These stories describe the results of this poll, which found that a little less than a third of the white evangelical voters in Missouri and Tennessee on Super Tuesday partcipated in the Democratic contests (overwhelmingly favoring Clinton, by the way). The poll also found that evangelicals on both sides were less focused on "traditional" culture war issues, though I wouldn’t necessarily leap from there to the conclusion that an extremely pro-choice party or candidate can command the allegiance of such voters over the long haul.
This poll echoes somewhat the result of this survey, described here. I would note, however, that Barna’s "born-again" voters sound to me like self-identified Christians and that his evangelical subset still overwhelming favors Republicans (albeit with a very significant proportion of undecideds).
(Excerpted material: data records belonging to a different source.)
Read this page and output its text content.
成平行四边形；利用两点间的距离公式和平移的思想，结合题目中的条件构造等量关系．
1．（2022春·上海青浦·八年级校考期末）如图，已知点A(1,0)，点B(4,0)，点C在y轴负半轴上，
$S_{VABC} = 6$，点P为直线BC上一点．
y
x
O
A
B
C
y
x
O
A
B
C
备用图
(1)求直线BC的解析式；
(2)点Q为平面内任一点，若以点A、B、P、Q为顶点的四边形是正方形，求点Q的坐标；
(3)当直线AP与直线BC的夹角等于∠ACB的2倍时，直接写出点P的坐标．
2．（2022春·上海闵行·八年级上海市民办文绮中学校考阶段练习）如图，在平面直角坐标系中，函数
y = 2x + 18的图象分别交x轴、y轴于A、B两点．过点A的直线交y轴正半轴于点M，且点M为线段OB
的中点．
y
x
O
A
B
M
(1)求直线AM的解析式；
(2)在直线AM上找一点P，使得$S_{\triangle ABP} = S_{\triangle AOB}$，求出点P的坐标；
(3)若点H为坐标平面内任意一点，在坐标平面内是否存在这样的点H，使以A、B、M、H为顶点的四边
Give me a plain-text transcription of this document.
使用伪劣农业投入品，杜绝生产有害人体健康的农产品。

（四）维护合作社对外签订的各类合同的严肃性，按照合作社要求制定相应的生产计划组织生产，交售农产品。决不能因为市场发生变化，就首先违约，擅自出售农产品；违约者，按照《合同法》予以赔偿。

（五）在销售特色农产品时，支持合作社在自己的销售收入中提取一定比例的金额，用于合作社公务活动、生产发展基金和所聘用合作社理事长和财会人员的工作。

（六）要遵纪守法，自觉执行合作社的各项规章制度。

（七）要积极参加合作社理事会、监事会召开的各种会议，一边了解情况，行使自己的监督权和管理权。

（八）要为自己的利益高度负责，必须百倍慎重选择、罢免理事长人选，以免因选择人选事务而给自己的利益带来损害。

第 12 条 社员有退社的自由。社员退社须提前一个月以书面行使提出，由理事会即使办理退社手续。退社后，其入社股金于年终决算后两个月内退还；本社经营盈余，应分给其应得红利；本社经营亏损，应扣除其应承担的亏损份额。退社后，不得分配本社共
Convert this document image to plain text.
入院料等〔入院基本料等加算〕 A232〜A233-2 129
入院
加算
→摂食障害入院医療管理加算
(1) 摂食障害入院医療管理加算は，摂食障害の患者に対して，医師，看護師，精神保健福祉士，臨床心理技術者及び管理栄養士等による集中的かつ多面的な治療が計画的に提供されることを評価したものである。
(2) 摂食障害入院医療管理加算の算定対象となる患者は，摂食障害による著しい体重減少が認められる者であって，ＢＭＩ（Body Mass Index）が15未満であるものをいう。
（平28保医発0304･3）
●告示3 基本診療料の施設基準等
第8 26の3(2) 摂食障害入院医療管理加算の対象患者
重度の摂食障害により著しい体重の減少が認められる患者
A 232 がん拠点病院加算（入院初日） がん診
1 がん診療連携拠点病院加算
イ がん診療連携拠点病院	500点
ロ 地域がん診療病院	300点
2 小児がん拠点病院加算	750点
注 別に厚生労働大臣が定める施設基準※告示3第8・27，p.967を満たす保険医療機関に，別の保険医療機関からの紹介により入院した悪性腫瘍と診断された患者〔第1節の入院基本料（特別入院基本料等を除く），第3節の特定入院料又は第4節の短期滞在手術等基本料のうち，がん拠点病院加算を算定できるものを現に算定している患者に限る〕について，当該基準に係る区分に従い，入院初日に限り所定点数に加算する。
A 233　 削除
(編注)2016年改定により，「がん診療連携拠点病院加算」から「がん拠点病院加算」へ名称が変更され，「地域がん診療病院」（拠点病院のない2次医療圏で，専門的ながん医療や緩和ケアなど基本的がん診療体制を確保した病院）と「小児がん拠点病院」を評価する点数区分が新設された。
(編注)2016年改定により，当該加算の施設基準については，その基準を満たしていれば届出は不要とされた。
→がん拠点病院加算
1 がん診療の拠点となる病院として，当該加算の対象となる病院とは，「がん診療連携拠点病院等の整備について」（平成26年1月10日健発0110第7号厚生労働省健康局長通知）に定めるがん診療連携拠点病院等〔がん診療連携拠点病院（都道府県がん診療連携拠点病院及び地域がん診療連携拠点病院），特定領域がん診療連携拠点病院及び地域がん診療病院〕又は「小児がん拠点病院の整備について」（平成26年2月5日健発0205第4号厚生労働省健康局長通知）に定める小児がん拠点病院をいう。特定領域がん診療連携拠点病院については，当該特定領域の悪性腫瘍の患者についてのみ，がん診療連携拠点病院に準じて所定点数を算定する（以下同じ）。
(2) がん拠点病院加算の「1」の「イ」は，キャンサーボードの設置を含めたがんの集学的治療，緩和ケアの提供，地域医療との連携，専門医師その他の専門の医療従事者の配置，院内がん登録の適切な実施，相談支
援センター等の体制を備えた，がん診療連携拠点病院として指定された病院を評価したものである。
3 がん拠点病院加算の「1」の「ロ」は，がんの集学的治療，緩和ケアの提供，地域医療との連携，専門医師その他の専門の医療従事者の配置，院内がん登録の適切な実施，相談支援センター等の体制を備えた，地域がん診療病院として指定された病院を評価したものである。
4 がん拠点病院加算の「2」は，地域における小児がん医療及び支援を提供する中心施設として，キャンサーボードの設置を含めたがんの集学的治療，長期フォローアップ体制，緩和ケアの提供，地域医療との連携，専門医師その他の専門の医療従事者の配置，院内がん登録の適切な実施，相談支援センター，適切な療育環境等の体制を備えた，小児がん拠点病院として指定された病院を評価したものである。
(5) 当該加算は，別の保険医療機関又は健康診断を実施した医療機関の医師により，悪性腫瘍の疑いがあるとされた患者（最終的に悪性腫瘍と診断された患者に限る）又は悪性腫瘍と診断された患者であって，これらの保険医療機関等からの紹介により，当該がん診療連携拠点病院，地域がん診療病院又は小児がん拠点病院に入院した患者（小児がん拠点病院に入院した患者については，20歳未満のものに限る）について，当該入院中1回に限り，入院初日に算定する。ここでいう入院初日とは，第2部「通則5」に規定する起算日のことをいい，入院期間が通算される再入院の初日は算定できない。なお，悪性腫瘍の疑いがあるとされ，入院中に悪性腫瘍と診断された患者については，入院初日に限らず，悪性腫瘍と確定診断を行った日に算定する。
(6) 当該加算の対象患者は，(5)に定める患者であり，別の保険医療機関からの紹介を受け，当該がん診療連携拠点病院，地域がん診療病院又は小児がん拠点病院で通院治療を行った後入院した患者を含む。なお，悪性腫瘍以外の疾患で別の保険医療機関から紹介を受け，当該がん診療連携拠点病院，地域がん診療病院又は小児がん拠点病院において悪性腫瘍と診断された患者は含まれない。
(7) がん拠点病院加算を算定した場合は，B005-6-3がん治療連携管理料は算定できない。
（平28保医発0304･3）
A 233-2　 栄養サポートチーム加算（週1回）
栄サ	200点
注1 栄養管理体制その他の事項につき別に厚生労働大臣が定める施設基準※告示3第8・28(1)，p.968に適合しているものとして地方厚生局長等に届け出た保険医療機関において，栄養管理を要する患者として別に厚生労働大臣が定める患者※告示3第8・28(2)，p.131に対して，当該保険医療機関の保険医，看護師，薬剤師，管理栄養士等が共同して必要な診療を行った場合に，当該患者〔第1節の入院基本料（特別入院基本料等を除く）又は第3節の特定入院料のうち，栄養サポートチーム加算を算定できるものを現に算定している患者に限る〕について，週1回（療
Republicans would do well to remember that Bush’s narrow victories came with an unprecedentedly high level of support from evangelicals, support that John McCain will be hard-pressed to duplicate this fall. They should also remember that Catholics tilted into the Republican camp in ’00 and ’04, but not in ’06. Finally, they should note that simply mouthing support for the pro-life position and for traditional marriage likely won’t be enough to galvanize their erstwhile supporters among traditionalist evangelicals and Catholics. A meaningful commitment on these issues is essential, but so is recognition of a broader agenda. You can favor smaller government, but you have to explain how smaller government creates conditions that will help people lift themselves out of poverty. As Jim Wallis has said, the budget is a moral document, and one shouldn’t speak about it simply in terms of letting me keep what is mine. One ought to offer a vision of the common good that is served by a less intrusive government, one that leaves the initiative to and assists the institutions of civil society.